• 10 flavor canisters are used to create different combinations of desired taste
  • A hygienic film is rolled onto the screen for users to try the flavor
  • A commercial version of the TTTV prototype would cost $875 to make

A Japanese professor has created a device called Taste the TV (TTTV), which allows users to do exactly what its name suggests. The device is a prototype lickable TV screen that can mimic different food flavors. The invention not only takes us further down the path of a multi-sensory viewing experience, but it also means a user could eventually taste a dish made in the kitchen of a world-class restaurant miles away without even stepping out of the house.

Professor Homei Miyashita, who spent the past year building the TTTV prototype, said the technology could help individuals interact with the outside world better especially when people have been spending more and more time at home due to the pandemic, according to Reuters.

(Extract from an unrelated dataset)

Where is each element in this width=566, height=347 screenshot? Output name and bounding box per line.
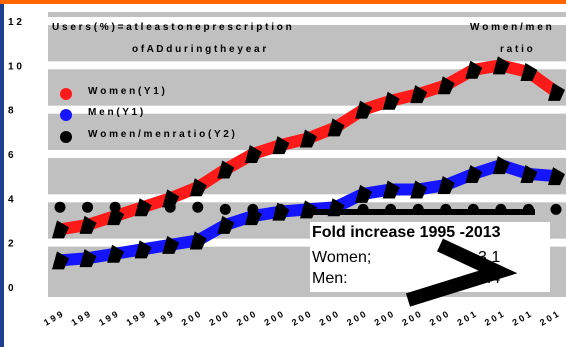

"The goal is to make it possible for people to have the experience of something like eating at a restaurant on the other side of the world, even while staying at home," the Meiji University professor said.

The device works with a system made of 10 flavor canisters such as salty, sour, sweet, bitter, spicy and savory. These canisters spray different combinations of the flavors onto a sheet of hygienic film that is then rolled over the TV or tablet screen. The user can then take a lick of the sample.

Miyashita said a commercial version of the TV would cost around $875 to make, as reported by BBC.

The professor has come out with a number of flavor-related devices with the help of about 30 students in the past. One of these devices is a fork that can make food taste richer. Miyashita believes the TTTV could serve a great purpose when it comes to distance learning for cooks and sommeliers.

Currently, Miyashita is in touch with companies and is discussing ways through which the spray technology can be used; it could mean that, someday, users can spray the flavor of pizza onto their crackers or the taste of chocolate onto their toast every morning.

Just like users can easily download music these days, Miyashita hopes that users can download tastes from a platform sometime in the future.

“I am thinking of making a platform where tastes from all over the world can be distributed as ‘taste content.’ It’s the same as watching a movie or listening to a song that you like,” Miyashita said in a Reuters video. "I hope people can, in the future, download and enjoy the flavors of the food from the restaurants they fancy, regardless of where they are based in the future.”